18/09/2025

Achat ou location : quelle stratégie pour le matériel de transport en viticulture ?

Le matériel de transport spécifique, un enjeu opérationnel et financier

Entre la parcelle et le chai, le transport des raisins, des produits phytosanitaires, des palettes ou encore des déchets végétaux exige du matériel adapté : bennes viticoles, remorques basculantes, caissons, ou encore chariots électriques pour la logistique interne. Le choix entre achat ou location ne se limite plus à une question budgétaire : il engage la souplesse de l’exploitation, l’accès à la technicité la plus récente, l’optimisation fiscale et la gestion des pics d’activité. En 2022, selon le Syndicat Axema, plus de 68 % des exploitations viticoles françaises employaient au moins un matériel de transport motorisé conséquent, signe d’une mécanisation élevée et d’une dépendance forte à une logistique fiable.
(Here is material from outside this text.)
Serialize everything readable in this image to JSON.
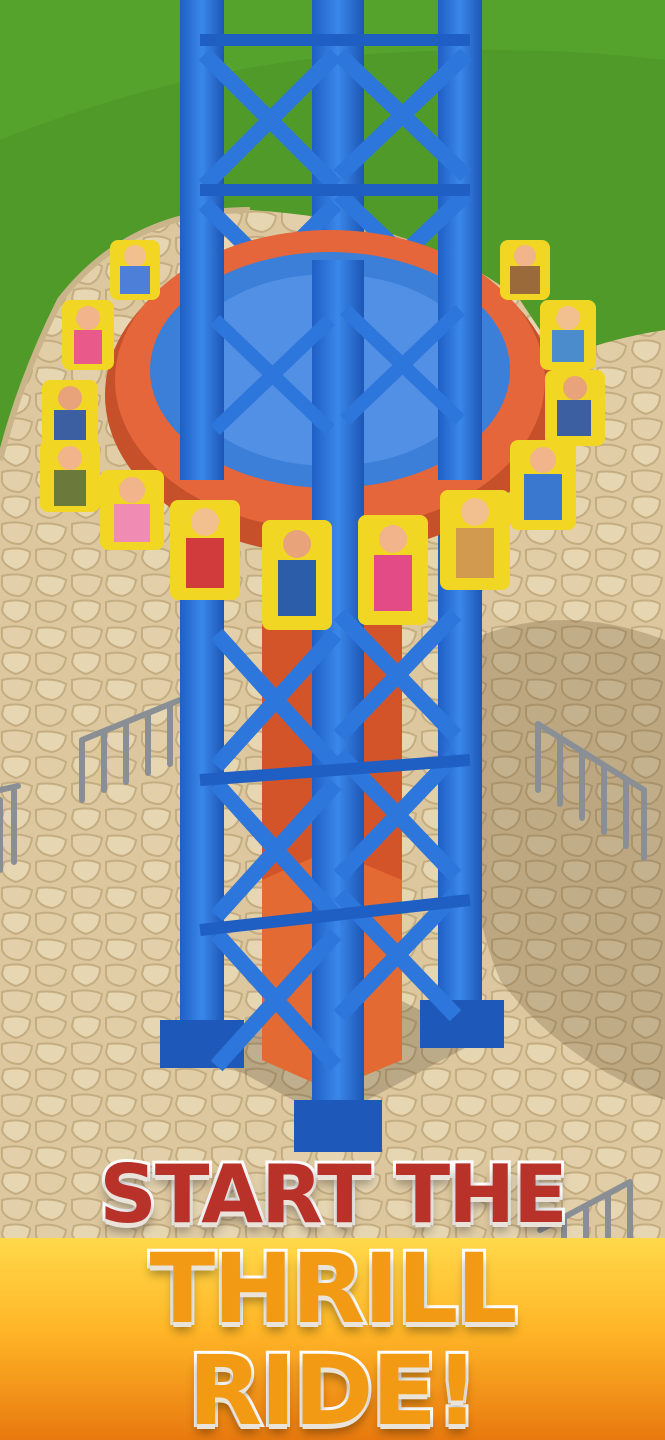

Coût global : le prix de l’investissement contre la rentabilité sur la durée

1. Les coûts directs de l’achat

  • Investissement initial élevé : Le prix neuf d’une benne viticole polyvalente 4.5 t dépasse fréquemment 13 000 € HT (source : Simba, catalogue 2023).
  • Amortissement variable : En moyenne, les exploitations françaises amortissent leur remorque sur 10 à 15 ans. Une valeur de revente peut être prise en compte (40 à 55 % du neuf au bout de 5 ans, selon Terre-net).
  • Coût de l’entretien : La Fédération Nationale des Entrepreneurs des Territoires (FNEDT) estime de 3 à 6 €/h l’entretien courant sur du matériel de transport classique, sans compter les réparations lourdes imprévues.

2. Location : du paiement à l’usage au forfait de disponibilité

  • Coût immédiat : Une location courte durée (période vendange) atteint de 180 à 250 € HT/semaine pour une benne adaptée, selon NH-Rent, sans les frais de livraison.
  • Pas d’amortissement, mais une charge intégralement déductible fiscalement (voir ci-dessous).
  • Simplicité de gestion des imprévus, maintenance souvent incluse en LLD (location longue durée).

3. Calculer le coût de revient horaire Il ne s’agit pas seulement d’additionner les factures. Pour raisonner objectivement, il faut rapporter le coût global (achat, entretien, assurance, perte de valeur) au nombre d’heures annuelles réellement effectuées. Par exemple, sur une exploitation de 20 ha avec 120 h/an d’utilisation, un achat est généralement pertinent. En-dessous (moins de 50 heures/an), la location devient souvent plus rentable.

Souplesse et adaptabilité : répondre aux pics, aux aléas et à la diversité des tâches

1. Gestion des pics d’activité

  • Les vendanges : 80 à 90 % des exploitations viticoles mobilisent plus de 70 % de leur matériel de transport spécifique sur 6 à 8 semaines (source : IFV, vignevin.com). Acquérir du matériel pour seulement quelques semaines pleines est un surinvestissement fréquent.
  • Pic ponctuel ou récurrent ? Si la demande est concentrée, la location permet d’aligner le parc à la période et d’éviter des immobilisations longues.

2. Diversité des usages

  • Le matériel de transport n’est pas seulement réservé aux récoltes : apport d’engrais, collecte de bois de taille, approvisionnement en matériaux ou en eau, certains outils sont utilisés toute l’année.
  • La polyvalence d’une remorque à benne hydraulique (système multi-caisson) peut justifier un achat, alors qu’une benne à vendange inox, spécifique, n’est utile que 3 à 4 semaines par an.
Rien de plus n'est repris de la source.